There is personality galore. You can almost feel the dust in "Bydlo," portrait of a rumbling Polish ox cart, which features a stellar solo by tubist Peter Link. There is clash and clatter in " Limoges" ("The Market Place") and the scariest Baba Yaga in "Hut on Fowl's Legs" you will ever hear. As for the "Great Gate," Järvi deploys the percussion lavishy, tubular bell, crashing tam-tam and all. There are no cracks between the seams either -- neither within nor between frames -- and you are suddenly "there" as the "Great Gate" appears following the exhilarating run-up from the "Hut on Fowl's Legs."

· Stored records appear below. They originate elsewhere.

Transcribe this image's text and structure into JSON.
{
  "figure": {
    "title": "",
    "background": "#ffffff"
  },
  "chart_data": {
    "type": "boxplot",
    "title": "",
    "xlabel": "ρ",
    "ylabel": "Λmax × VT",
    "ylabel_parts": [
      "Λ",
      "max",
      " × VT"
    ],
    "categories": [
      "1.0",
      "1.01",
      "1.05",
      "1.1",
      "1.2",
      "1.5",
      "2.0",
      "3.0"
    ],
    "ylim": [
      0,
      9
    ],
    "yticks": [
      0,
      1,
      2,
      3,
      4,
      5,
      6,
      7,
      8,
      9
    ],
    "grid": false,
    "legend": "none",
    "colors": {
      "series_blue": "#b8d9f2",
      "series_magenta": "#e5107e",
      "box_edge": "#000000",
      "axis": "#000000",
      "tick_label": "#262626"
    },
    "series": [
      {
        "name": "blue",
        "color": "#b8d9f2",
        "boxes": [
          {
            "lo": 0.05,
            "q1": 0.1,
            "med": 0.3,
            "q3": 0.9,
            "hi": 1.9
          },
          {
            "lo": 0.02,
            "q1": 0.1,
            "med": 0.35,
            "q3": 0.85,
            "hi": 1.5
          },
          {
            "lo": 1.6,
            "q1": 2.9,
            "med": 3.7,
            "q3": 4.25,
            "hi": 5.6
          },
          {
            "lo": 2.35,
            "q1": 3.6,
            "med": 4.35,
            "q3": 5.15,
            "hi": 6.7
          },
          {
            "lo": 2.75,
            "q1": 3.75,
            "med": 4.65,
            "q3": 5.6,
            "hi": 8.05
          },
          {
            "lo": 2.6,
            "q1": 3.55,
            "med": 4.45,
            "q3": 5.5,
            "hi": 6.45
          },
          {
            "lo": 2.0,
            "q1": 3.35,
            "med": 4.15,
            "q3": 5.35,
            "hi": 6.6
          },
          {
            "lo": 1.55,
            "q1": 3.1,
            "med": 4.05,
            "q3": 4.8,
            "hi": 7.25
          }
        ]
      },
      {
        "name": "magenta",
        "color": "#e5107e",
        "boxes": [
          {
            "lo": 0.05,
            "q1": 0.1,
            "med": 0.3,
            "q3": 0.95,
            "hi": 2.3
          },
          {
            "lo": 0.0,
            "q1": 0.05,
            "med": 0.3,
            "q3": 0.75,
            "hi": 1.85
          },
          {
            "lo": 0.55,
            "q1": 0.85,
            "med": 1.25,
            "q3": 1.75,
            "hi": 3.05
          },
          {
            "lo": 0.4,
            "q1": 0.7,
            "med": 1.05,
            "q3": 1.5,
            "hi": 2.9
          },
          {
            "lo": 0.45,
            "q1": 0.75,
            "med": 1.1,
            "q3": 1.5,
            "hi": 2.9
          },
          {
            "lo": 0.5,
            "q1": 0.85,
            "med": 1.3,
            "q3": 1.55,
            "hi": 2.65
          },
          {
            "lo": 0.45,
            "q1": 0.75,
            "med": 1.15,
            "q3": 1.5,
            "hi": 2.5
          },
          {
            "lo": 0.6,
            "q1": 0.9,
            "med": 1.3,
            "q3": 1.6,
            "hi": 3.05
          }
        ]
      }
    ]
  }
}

First cut on the disc, "Night on Bald Mountain" is also vividly and skillfully played, again with close attention to percussion and soulful solos by clarinetist Richard Hawley and flutist Randolph Bowman.
The Prelude to "Khovanshchina" dawns with an exquisitely sweet solo by oboist Dwight Parry. Hawley's ever-characterful clarinet adds charm, while Järvi and his players infuse the entire tone painting with Russian color.
Note: In the spirit of the upcoming witching season (Halloween), Järvi, the CSO and Telarc have made a free download of "Night on Bald Mountain" available on iTunes. Here's the link:
http://www.cincinnatisymphony.org/media/freedownload.asp
I'd have made "The Hut on Fowl's Legs" a bonus.